Diversity, diversity, diversity,” intones Julie Schaper, president of Consortium Book Sales & Distribution, explaining the factors contributing to the company's longevity in an increasingly competitive book industry. Consortium, which evolved out of Bookslinger, a wholesaler of literary and poetry titles published by small presses, is marking its 25th anniversary this year.
Schaper describes the company, which has been owned by Perseus Books Group since 2006 and employs 15 persons in its Minneapolis offices, as stable, with sales improving after being adversely affected by last year's economic free fall. Booksellers are making “hard choices,” she says, about what they can and can't afford to stock in their stores to sell to price-conscious customers. “We have to figure out ways to get them interested in what we have,” she says. Schaper and the eight members of Consortium's sales and marketing team are doing so by expanding the company's client publisher base.

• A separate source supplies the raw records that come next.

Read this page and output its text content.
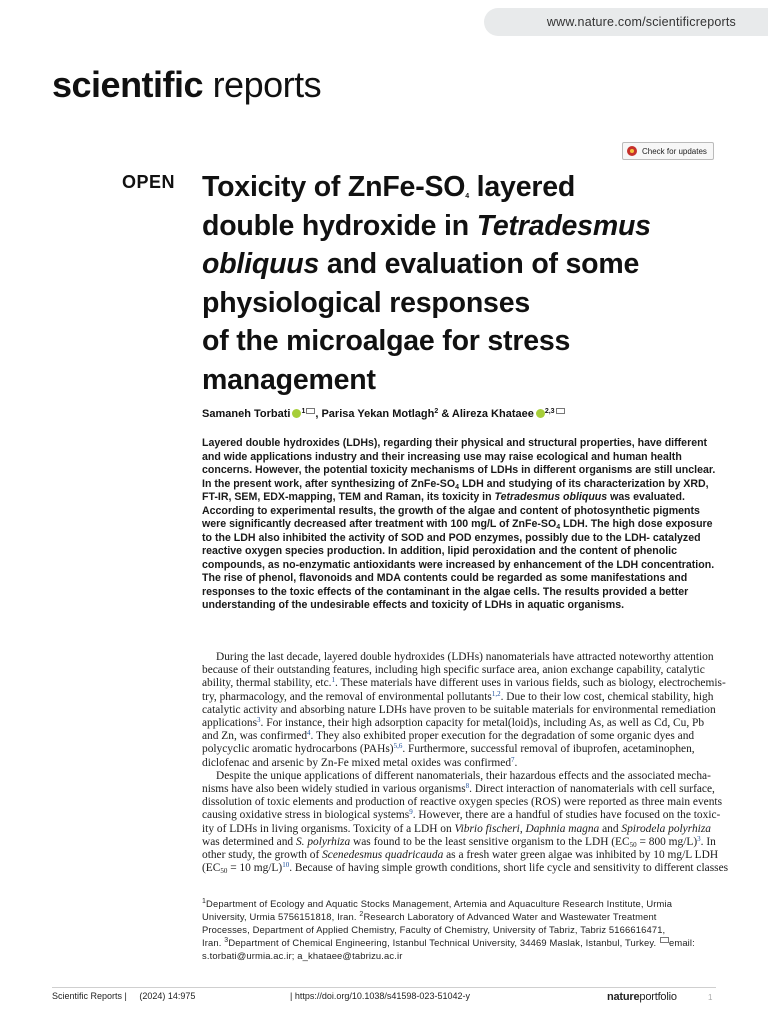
www.nature.com/scientificreports
scientific reports
Check for updates
OPEN Toxicity of ZnFe-$SO_4$ layered
double hydroxide in Tetradesmus
obliquus and evaluation of some
physiological responses
of the microalgae for stress
management
Samaneh Torbati $^1$ , Parisa Yekan Motlagh$^2$ & Alireza Khataee $^{2,3}$
Layered double hydroxides (LDHs), regarding their physical and structural properties, have different
and wide applications industry and their increasing use may raise ecological and human health
concerns. However, the potential toxicity mechanisms of LDHs in different organisms are still unclear.
In the present work, after synthesizing of ZnFe-$SO_4$ LDH and studying of its characterization by XRD,
FT-IR, SEM, EDX-mapping, TEM and Raman, its toxicity in Tetradesmus obliquus was evaluated.
According to experimental results, the growth of the algae and content of photosynthetic pigments
were significantly decreased after treatment with 100 mg/L of ZnFe-$SO_4$ LDH. The high dose exposure
to the LDH also inhibited the activity of SOD and POD enzymes, possibly due to the LDH- catalyzed
reactive oxygen species production. In addition, lipid peroxidation and the content of phenolic
compounds, as no-enzymatic antioxidants were increased by enhancement of the LDH concentration.
The rise of phenol, flavonoids and MDA contents could be regarded as some manifestations and
responses to the toxic effects of the contaminant in the algae cells. The results provided a better
understanding of the undesirable effects and toxicity of LDHs in aquatic organisms.
During the last decade, layered double hydroxides (LDHs) nanomaterials have attracted noteworthy attention
because of their outstanding features, including high specific surface area, anion exchange capability, catalytic
ability, thermal stability, etc.$^1$. These materials have different uses in various fields, such as biology, electrochemis-
try, pharmacology, and the removal of environmental pollutants$^{1,2}$. Due to their low cost, chemical stability, high
catalytic activity and absorbing nature LDHs have proven to be suitable materials for environmental remediation
applications$^3$. For instance, their high adsorption capacity for metal(loid)s, including As, as well as Cd, Cu, Pb
and Zn, was confirmed$^4$. They also exhibited proper execution for the degradation of some organic dyes and
polycyclic aromatic hydrocarbons (PAHs)$^{5,6}$. Furthermore, successful removal of ibuprofen, acetaminophen,
diclofenac and arsenic by Zn-Fe mixed metal oxides was confirmed$^7$.
Despite the unique applications of different nanomaterials, their hazardous effects and the associated mecha-
nisms have also been widely studied in various organisms$^8$. Direct interaction of nanomaterials with cell surface,
dissolution of toxic elements and production of reactive oxygen species (ROS) were reported as three main events
causing oxidative stress in biological systems$^9$. However, there are a handful of studies have focused on the toxic-
ity of LDHs in living organisms. Toxicity of a LDH on Vibrio fischeri, Daphnia magna and Spirodela polyrhiza
was determined and S. polyrhiza was found to be the least sensitive organism to the LDH ($EC_{50} = 800$ mg/L)$^3$. In
other study, the growth of Scenedesmus quadricauda as a fresh water green algae was inhibited by 10 mg/L LDH
($EC_{50} = 10$ mg/L)$^{10}$. Because of having simple growth conditions, short life cycle and sensitivity to different classes
$^1$Department of Ecology and Aquatic Stocks Management, Artemia and Aquaculture Research Institute, Urmia
University, Urmia 5756151818, Iran. $^2$Research Laboratory of Advanced Water and Wastewater Treatment
Processes, Department of Applied Chemistry, Faculty of Chemistry, University of Tabriz, Tabriz 5166616471,
Iran. $^3$Department of Chemical Engineering, Istanbul Technical University, 34469 Maslak, Istanbul, Turkey. email:
s.torbati@urmia.ac.ir; a_khataee@tabrizu.ac.ir
Scientific Reports | (2024) 14:975	| https://doi.org/10.1038/s41598-023-51042-y	natureportfolio	1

Since its founding in 1985, Consortium, which distributes about 10,000 titles from 118 publishers in the U.S., Europe, and Australia, has been renowned for its list of midlist literary and poetry titles from small and medium-size independent presses, books that typically sell anywhere between 300 to 30,000 copies. But Consortium is more than simply a distributor of literature and poetry. The company also distributes nonfiction as well as children's books, plays, and books for niche markets, like GLBT titles from Alyson and feminist works from the Feminist Press. “We want a diverse list,” Schaper explains. “We want something for every store we walk into.”
The variety of the list is somewhat evident in its bestselling titles. Consortium's all-time bestseller is a play about the AIDS epidemic, Angels in America (Theatre Communications Group), which has sold 530,000 copies to date; its three current top-sellers are a collection of Amy Goodman's political essays, Breaking the Sound Barrier (Haymarket); recently deceased historian Howard Zinn's Voices of a People's History, 2nd edition (Seven Stories); and a mystery/suspense story collection, Boston Noir (Akashic).
Although the offerings distributed by Consortium have become increasingly eclectic in recent years, those producing the books Consortium carries all have one quality in common, Schaper insists: passion. “Even though not every publisher is mission driven, they're all driven by what they do,” she says. For instance, she explains, Whitelines, a recent addition to Consortium's stable of client publishers, is a Swedish company producing writing journals. It's also a company committed to environmental sustainability and reducing its carbon footprint. “A journal publisher is different for us,” Schaper says, “but their emphasis on the environment fits with us. They fit with the work we're already doing.”
This emphasis on diversity also extends to the company's strategy of venturing into untapped markets. “You've got to have access to every possible array of the marketplace,” Schaper says. “Whatever you've got, you've got to find more than one place for it.” It's a goal more easily achieved since Consortium became part of Perseus, an acquisition that has provided Consortium's publishers with new access to the gift, special sales, and mass markets, as well as with more comprehensive international sales representation.
Consortium client publishers can use Constellation, Perseus's two-year-old digital printing program, which includes the capacity to convert PDF files into e-book formats. While e-books are only 4% of Consortium's total book sales, up from 1% a year ago, Schaper considers the format an important component of a multifaceted sales strategy.
Schaper, who started her career at Consortium as sales director 15 years ago, describes marketing and sales for what was then a group of 27 publishers as targeting independent bookstores and chain bookstores, especially Borders. That has changed since Amazon.com emerged in 1995. “Amazon is huge,” Schaper says, but,she adds, sales to independent retailers and regional wholesalers combined together nearly equal total sales to the e-tailer.
“Independent retail can still be a force in making or sustaining a book,” she insists, pointing out that while the Internet accounts for 65% of sales of Gardening When It Counts (New Society), the inverse is true of the Pulitzer Prize—winning poetry collection Shadow of Sirius (Copper Canyon), with bricks-and-mortar stores accounting for 65% of its sales.
While some of the books on the distributor's list tap into the zeitgeist, Schaper says, Consortium as well as its client publishers have become more savvy about marketing and publicity. Even a newly launched company, Bellevue Literary Press, sold 30,000 copies of Paul Harding's debut novel, Tinkers, in its first selling season.